Dan Needham, the developer working on the Names Project, attended the Web Services and Repositories workshop that was organised by the EThOS project and held at the British Library on 2nd June.
He gave a presentation [PowerPoint format, 205KB] on the project and the aims behind the web services for the Names prototype that he’s been working on and recently testing with colleagues from Cranfield University.
UPDATE: the audio from Dan’s presentation and all the other materials from the day are now available on the EThoS site.
In the afternoon I attended the session on e-theses, which was chaired by Owen Stephens and also thoroughly blogged by him (which is quite an impressive feat). Author identities were only touched upon in passing here, but the Entry to EThOS (E2E) project at King’s College is using student record systems to populate name (and other) metadata associated with electronic theses, which sounded interesting. The overlap between the people involved in the creation of theses and those who are producing research outputs is clearly high, meaning that there will be good reasons in the near future for the Names Project to work together with those involved in managing e-theses and digitising the paper versions.
The conference has been interesting. The papers have been a real mixture of the highly theoretical and abstract and those which are more pragmatic and based on solving problems. The session which included the presentation on the Names project was a case in point – the speaker before me was explaining how she had been analysing different thesauri that covered issues relating to water, to see whether they’d be useful for her organisation (the Mexican Institute of Water Technology), while the one who came afterwards was explaining how theories in the social sciences (Marxism, liberalism and feminism, for example) might be classified.
Jenn Riley of Indiana University talked about the disconnect between theoreticians and practitioners in her excellent presentation about the Variations3 Digital Music Library project. She lamented the fact that information professionals often neglect to think about the conceptual models that their content standards (e.g. MARC and MODS) are representing. Names is using the conceptual model of FRAD as the basis of the data structure for the prototype, thanks to the work that the British Library team have undertaken in the Data Analysis Report, so I was pleased to hear Jenn’s views on this.
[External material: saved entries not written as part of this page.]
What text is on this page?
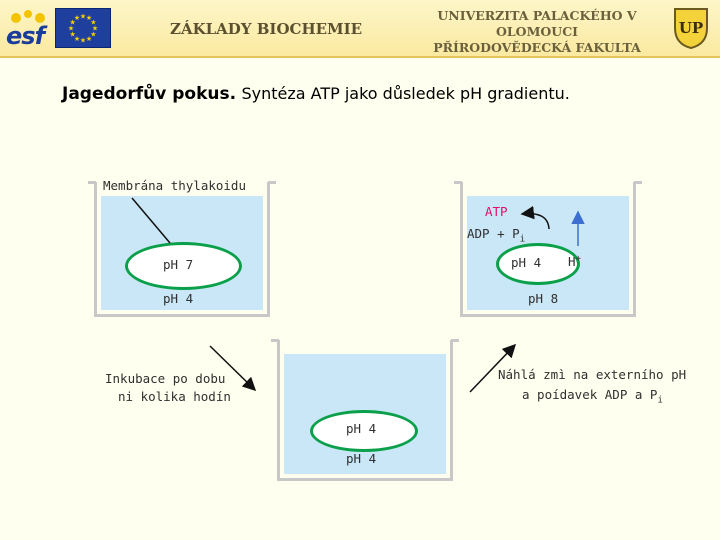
esf
★ ★
★
★
★
★
★
★
★
★
★
★
ZÁKLADY BIOCHEMIE
UNIVERZITA PALACKÉHO V OLOMOUCI
PŘÍRODOVĚDECKÁ FAKULTA
UP
Jagedorfův pokus. Syntéza ATP jako důsledek pH gradientu.
Membrána thylakoidu
pH 7
pH 4
ATP
ADP + $P_i$
pH 4 H+
pH 8
pH 4
pH 4
Inkubace po dobu
ni kolika hodín
Náhlá zmì na externího pH
a poídavek ADP a $P_i$
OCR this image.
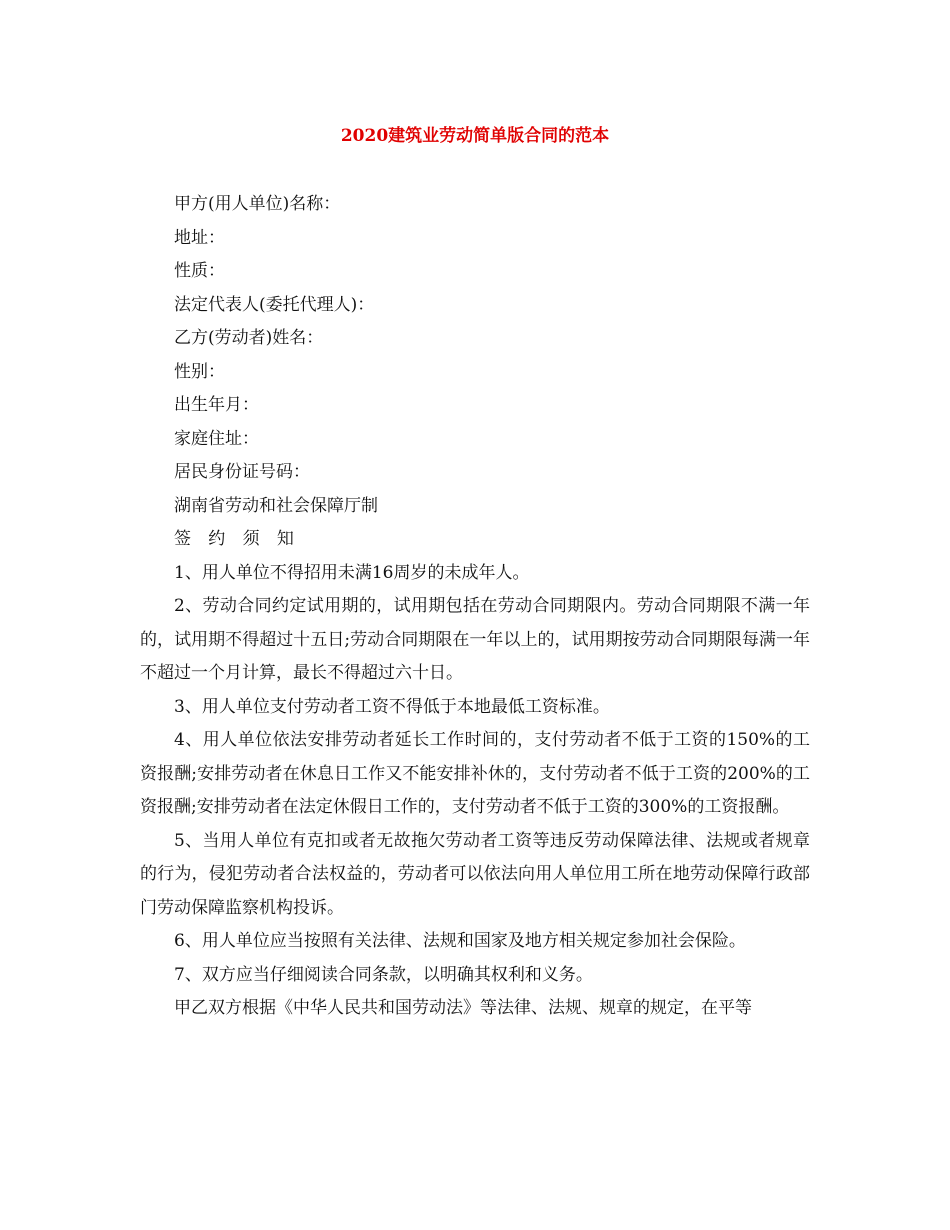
2020建筑业劳动简单版合同的范本

甲方(用人单位)名称：

地址：

性质：

法定代表人(委托代理人)：

乙方(劳动者)姓名：

性别：

出生年月：

家庭住址：

居民身份证号码：

湖南省劳动和社会保障厅制

签 约 须 知

1、用人单位不得招用未满16周岁的未成年人。

2、劳动合同约定试用期的，试用期包括在劳动合同期限内。劳动合同期限不满一年的，试用期不得超过十五日;劳动合同期限在一年以上的，试用期按劳动合同期限每满一年不超过一个月计算，最长不得超过六十日。

3、用人单位支付劳动者工资不得低于本地最低工资标准。

4、用人单位依法安排劳动者延长工作时间的，支付劳动者不低于工资的150%的工资报酬;安排劳动者在休息日工作又不能安排补休的，支付劳动者不低于工资的200%的工资报酬;安排劳动者在法定休假日工作的，支付劳动者不低于工资的300%的工资报酬。

5、当用人单位有克扣或者无故拖欠劳动者工资等违反劳动保障法律、法规或者规章的行为，侵犯劳动者合法权益的，劳动者可以依法向用人单位用工所在地劳动保障行政部门劳动保障监察机构投诉。

6、用人单位应当按照有关法律、法规和国家及地方相关规定参加社会保险。

7、双方应当仔细阅读合同条款，以明确其权利和义务。

甲乙双方根据《中华人民共和国劳动法》等法律、法规、规章的规定，在平等
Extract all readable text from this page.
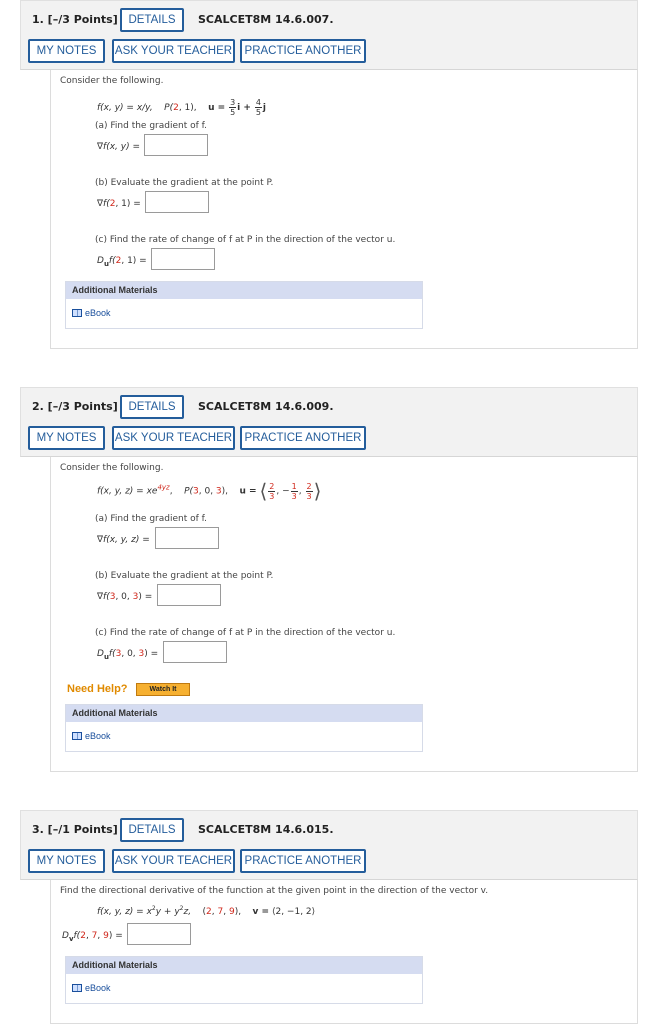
1. [–/3 Points] DETAILS	SCALCET8M 14.6.007.
MY NOTES	ASK YOUR TEACHER	PRACTICE ANOTHER
Consider the following.
f(x, y) = x/y, P(2, 1), $u = \frac{3}{5}$ $i + \frac{4}{5}$ j
(a) Find the gradient of f.
∇f(x, y) =
(b) Evaluate the gradient at the point P.
∇f(2, 1) =
(c) Find the rate of change of f at P in the direction of the vector u.
$D_uf(2$, 1) =
Additional Materials
eBook
2. [–/3 Points] DETAILS	SCALCET8M 14.6.009.
MY NOTES	ASK YOUR TEACHER	PRACTICE ANOTHER
Consider the following.
f(x, y, $z) = xe^{4yz}$, P(3, 0, 3), u = ⟨ $\frac{2}{3}$ , − $\frac{1}{3}$ , $\frac{2}{3}$ ⟩
(a) Find the gradient of f.
∇f(x, y, z) =
(b) Evaluate the gradient at the point P.
∇f(3, 0, 3) =
(c) Find the rate of change of f at P in the direction of the vector u.
$D_uf(3$, 0, 3) =
Need Help?	Watch It
Additional Materials
eBook
3. [–/1 Points] DETAILS	SCALCET8M 14.6.015.
MY NOTES	ASK YOUR TEACHER	PRACTICE ANOTHER
Find the directional derivative of the function at the given point in the direction of the vector v.
f(x, y, $z) = x^2y + y^2z$, (2, 7, 9), v = ⟨2, −1, 2⟩
$D_vf(2$, 7, 9) =
Additional Materials
eBook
The questions at the end of my talk included one from a librarian who took exception to the Names project’s aim of not having a preferred form of name for individuals. I had thought that this would be more acceptable now than it had been in the past – it’s a distinction between authority control and access control that has been fairly widely discussed in the library literature, but apparently it is still controversial. Interesting!
The keynote was given by Jonathan Furner of UCLA. Jonathan talked about the philosophy of identity and the process of identifying individuals and objects. He noted that all knowledge organisation systems reflect the world-view of the designers of the system (this is unavoidable), and stated that all such systems should aim to be ‘just’ (i.e. not violate the rights of any particular group). He also felt that such systems need to be responsive and dynamic in order to adapt to the needs of users of the system. This cannot be achieved with rigid hierarchical and centrally-controlled systems alone, although these do have their place. More social approaches such as user-tagging can help to reflect other world-views. This seemed to me to fit in well with the way we are planning that the Names prototype will work. We’ll be creating records for individuals, but also encouraging them to take ownership of the information within them.